In nine days it’ll be five years.
I know attaching specific emotions to arbitrary time frames is irrational, but it’s also human.
I find myself thinking, once again and not for the last time, about that first plane and how my seven co-workers might have felt. I hope there was a moment of peace and acceptance at the end, if only for a split second.
I think about how they eventually found the remains of at least one of them, and how the family fell out about whether accepting their return was important after they’d “buried” her already.
Acceptance…an odd word, but it seems better than “closure” to me. I think this wound/door will never close.
I think I’ll go back to the memorial garden at work on the Monday and visit.

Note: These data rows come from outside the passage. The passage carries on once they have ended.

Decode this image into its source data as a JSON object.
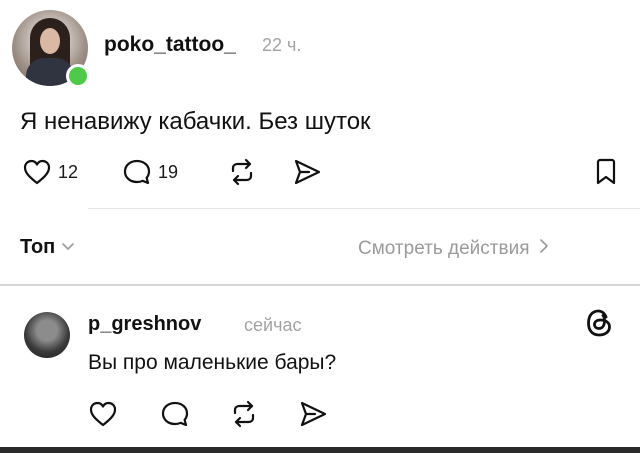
{
  "post": {
    "username": "poko_tattoo_",
    "time": "22 ч.",
    "text": "Я ненавижу кабачки. Без шуток",
    "likes": "12",
    "comments": "19",
    "online": true,
    "online_color": "#4fc94a"
  },
  "replies_header": {
    "sort_label": "Топ",
    "view_activity_label": "Смотреть действия"
  },
  "reply": {
    "username": "p_greshnov",
    "time": "сейчас",
    "text": "Вы про маленькие бары?"
  },
  "icons": [
    "heart-icon",
    "comment-icon",
    "repost-icon",
    "share-icon",
    "bookmark-icon",
    "chevron-down-icon",
    "chevron-right-icon",
    "threads-logo-icon"
  ]
}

As I wrote that, I became aware of how the events may have contributed to my desire to leave — how I dived into delivering the “grief counseling/travel seminars” at work in the days after, even though I couldn’t shake my own grief and anger.
I am still angry at them back at work for never understanding how I felt; how the event had shaken my delicate balance of depression and rage. After all, I didn’t “lose anyone.”
But I took the calls from family members that morning. I ran around making sure my close friend Katie wasn’t on the plane (she changed to get frequent flyer miles at the last minute). I stayed for hours calling old associates who’d moved on to tell them what had happened — some of whom were in NY that morning and were thanking God that everyone they knew was safe, until I called them…
I was one of many who sang “Puff the Magic Dragon” to Neilie’s daughter at her funeral, and I’m the one who still can’t hear that song.
Most of all, I’m the one who learned that despite our long rift, Tara had sent her sister to me for advice because she respected me so much. And I’m the one who knew that and never stepped up to tell her how humbled I was by that.
I know — all is forgiven, and I’m not someone who suffered as others have suffered.
But I still think of these things. I still toss and turn.
And no one tried to help me at work…I was just expected to suck it up and do my job. Which I did…
I did.
NOTE: For those of you who’ve responded, I haven’t written back individually, because I think it’s easier to say collectively: Thank you for your thoughts. Musings like this help me; knowing you’re reading and responding helps me too, as I hope it may help you.